I have found myself repeatedly saying that I’m ready to get back to “normal life”. My days being so consumed with painting, trips to salvage yards and home improvement stores, decisions about flooring, light fixtures and paint colors have taken me away from the things I would rather spend my time and energy doing. For one, I really like to read books that direct my heart to the Gospel and remind me of the many ways I drift away from trusting Him to trusting myself instead. I like to have more space and time for thinking through these things, teaching them and in general, being more intentional with my children and in my relationships. I enjoy relationships far more than tasks, (even though tasks can be far more simple and straight forward). As each of these things have fallen off the map, I feel at the mercy of this whirlwind of a season I’m in and I want to return to “normal life”.
Praise be to the name of God for ever and ever; wisdom and power are his. He changes times and seasons; he deposes kings and raises up others. He gives wisdom to the wise and knowledge to the discerning. He reveals deep and hidden things; he knows what lies in darkness, and light dwells with him. Daniel 2:20-22
What I apparently mean by “normal life” is a more predictable daily routine in which I feel control over my schedule and environment. When seasons of life come in which I feel out of control and the intentional living is replaced with either survival or the overwhelming immediate, I consider that abnormal. Interestingly, God had to remind me that normal life isn’t about my control, but His. When I feel unintentional, He is still totally intentional. There is no season of my life or the history of human life in which He is not exhaustively intentional and in beautiful, life-giving, redemptive control of all things.

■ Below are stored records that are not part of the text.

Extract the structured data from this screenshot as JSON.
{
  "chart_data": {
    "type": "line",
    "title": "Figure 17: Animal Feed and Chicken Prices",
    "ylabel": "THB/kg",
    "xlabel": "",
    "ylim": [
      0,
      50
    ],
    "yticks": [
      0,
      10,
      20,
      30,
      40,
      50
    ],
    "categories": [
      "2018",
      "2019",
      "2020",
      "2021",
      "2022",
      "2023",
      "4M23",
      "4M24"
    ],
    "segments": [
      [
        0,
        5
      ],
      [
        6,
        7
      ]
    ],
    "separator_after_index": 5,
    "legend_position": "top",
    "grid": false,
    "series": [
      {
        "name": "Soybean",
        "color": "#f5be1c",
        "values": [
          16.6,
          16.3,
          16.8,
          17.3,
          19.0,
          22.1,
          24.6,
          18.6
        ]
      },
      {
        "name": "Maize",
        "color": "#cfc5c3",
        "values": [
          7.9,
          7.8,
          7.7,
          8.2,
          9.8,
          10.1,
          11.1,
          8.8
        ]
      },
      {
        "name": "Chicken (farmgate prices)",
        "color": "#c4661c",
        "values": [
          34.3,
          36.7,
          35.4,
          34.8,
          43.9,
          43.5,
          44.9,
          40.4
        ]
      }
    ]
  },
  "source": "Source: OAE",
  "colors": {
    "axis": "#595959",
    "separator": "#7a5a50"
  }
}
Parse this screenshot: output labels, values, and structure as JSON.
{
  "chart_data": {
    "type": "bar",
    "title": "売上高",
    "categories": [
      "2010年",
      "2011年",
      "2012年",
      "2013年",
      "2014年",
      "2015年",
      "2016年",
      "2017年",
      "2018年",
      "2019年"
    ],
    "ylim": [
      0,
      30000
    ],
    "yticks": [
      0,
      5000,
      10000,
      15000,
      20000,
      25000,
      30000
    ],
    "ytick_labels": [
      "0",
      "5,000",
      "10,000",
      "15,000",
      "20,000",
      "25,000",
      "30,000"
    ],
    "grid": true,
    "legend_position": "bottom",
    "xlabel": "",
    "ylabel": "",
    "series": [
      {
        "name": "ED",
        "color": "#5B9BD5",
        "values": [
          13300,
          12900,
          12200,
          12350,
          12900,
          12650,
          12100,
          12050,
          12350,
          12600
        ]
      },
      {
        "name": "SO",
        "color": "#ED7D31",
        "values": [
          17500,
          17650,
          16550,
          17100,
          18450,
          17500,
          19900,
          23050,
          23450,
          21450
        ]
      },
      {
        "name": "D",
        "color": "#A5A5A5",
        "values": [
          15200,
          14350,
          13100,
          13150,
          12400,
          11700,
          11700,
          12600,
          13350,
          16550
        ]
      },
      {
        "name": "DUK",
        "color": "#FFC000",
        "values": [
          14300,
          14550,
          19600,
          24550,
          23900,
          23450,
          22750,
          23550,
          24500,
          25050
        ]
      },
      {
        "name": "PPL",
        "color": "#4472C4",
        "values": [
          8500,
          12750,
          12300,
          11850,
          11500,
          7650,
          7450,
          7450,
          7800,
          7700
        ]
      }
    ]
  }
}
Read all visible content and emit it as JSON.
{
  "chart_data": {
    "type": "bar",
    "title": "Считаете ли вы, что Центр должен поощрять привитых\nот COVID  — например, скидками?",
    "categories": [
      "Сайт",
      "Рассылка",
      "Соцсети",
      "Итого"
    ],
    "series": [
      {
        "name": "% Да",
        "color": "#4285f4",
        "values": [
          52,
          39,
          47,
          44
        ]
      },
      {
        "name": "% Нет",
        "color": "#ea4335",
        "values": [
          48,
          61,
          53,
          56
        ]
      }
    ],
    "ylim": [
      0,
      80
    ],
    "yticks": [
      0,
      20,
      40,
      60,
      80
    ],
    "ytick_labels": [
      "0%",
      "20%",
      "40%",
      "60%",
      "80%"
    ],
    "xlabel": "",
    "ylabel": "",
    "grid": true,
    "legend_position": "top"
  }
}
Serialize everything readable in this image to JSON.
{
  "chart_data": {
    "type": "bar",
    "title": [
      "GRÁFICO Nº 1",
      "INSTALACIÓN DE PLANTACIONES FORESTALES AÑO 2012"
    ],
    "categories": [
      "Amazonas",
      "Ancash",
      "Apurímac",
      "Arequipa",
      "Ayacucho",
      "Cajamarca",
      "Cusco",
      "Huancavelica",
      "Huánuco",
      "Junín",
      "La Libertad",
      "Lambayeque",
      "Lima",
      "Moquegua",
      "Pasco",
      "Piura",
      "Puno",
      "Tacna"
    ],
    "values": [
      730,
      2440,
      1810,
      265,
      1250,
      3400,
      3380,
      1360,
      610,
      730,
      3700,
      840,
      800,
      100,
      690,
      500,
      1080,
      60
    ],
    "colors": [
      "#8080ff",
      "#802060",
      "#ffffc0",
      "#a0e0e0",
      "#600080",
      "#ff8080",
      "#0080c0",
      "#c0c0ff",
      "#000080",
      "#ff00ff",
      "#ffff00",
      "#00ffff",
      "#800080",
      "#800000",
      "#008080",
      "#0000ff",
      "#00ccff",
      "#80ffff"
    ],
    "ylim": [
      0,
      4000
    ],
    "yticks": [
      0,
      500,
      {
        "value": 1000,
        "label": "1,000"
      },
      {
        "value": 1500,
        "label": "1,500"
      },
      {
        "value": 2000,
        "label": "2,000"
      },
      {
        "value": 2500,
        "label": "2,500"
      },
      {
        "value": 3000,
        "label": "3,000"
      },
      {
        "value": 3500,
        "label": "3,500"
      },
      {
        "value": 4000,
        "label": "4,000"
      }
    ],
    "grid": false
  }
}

Then Job answered the LORD and said: “I know that you can do all things, and that no purpose of yours can be thwarted. ‘Who is this that hides counsel without knowledge?’ Therefore I have uttered what I did not understand, things too wonderful for me, which I did not know. Job 42:1-3
I am so quick to assume that my children will turn out well if I am intentional, that I will have effective ministry if I am focused and disciplined, that life will be smooth if I can be organized and that I am “with God” more in seasons where I am doing all these things than the ones that find me dragged by my circumstances like a cowboy being dragged on the ground by his horse through a desert. I am astonished that you are so quickly deserting the one who called you to live in the grace of Christ and are turning to a different gospel— which is really no gospel at all. Evidently some people are throwing you into confusion and are trying to pervert the gospel of Christ. Gal. 1:6-7 The different gospel, which is really not good news at all, is that it is by grace I have been saved and by works I can remain. Carson Pittman spoke about this yesterday in his sermon at Atlanta Westside. When my security in Him (which includes confidence not only in His pleasure with me but also that He will produce fruit for my life to bear) shifts from the person and work of Jesus to the person and work of me, I have once again “fallen from grace” – or abandoned grace as my lifeline and grabbed hold of something else entirely. Such confidence we have through Christ before God. Not that we are competent in ourselves to claim anything for ourselves, but our competence comes from God. He has made us competent as ministers of a new covenant—not of the letter but of the Spirit; for the letter kills, but the Spirit gives life. 2 Cor. 3:4-6 For we do not have a high priest who is unable to empathize with our weaknesses, but we have one who has been tempted in every way, just as we are—yet he did not sin. Let us then approach God’s throne of grace with confidence, so that we may receive mercy and find grace to help us in our time of need. Hebrews 4:15-16
This season I am in now, and have been in before (between schools, between jobs, with a newborn baby, with two children under three, selling a house, renovating a house, moving, the death of a loved one, etc.) IS normal life in God’s kingdom and in His economy. There is no intermission, time out, off track or otherwise distinction in seasons when it comes to the Gospel. Not one circumstance is outside the reach of His redemptive presence nor outside the realm of His redemptive purposes. My distractedness, the physical exhaustion which accompanies the demands of the moment, the limitations of time, or the unpredictable nature of certain season are all incapable of thwarting His plans and purposes. Now this is eternal life: that they know you, the only true God, and Jesus Christ, whom you have sent. John 17:3 Oh this is indeed such GOOD news! In this I can rest, with confidence in the security of His accomplishments on my behalf rather than the ebb and flow of my sense of self-reliant “normalcy”. Normal life stops being defined by my control over circumstances and some ideal of stress free living to knowing Him. What season or circumstance exists that cannot draw me deeper into the knowledge of Him and intimacy with Him?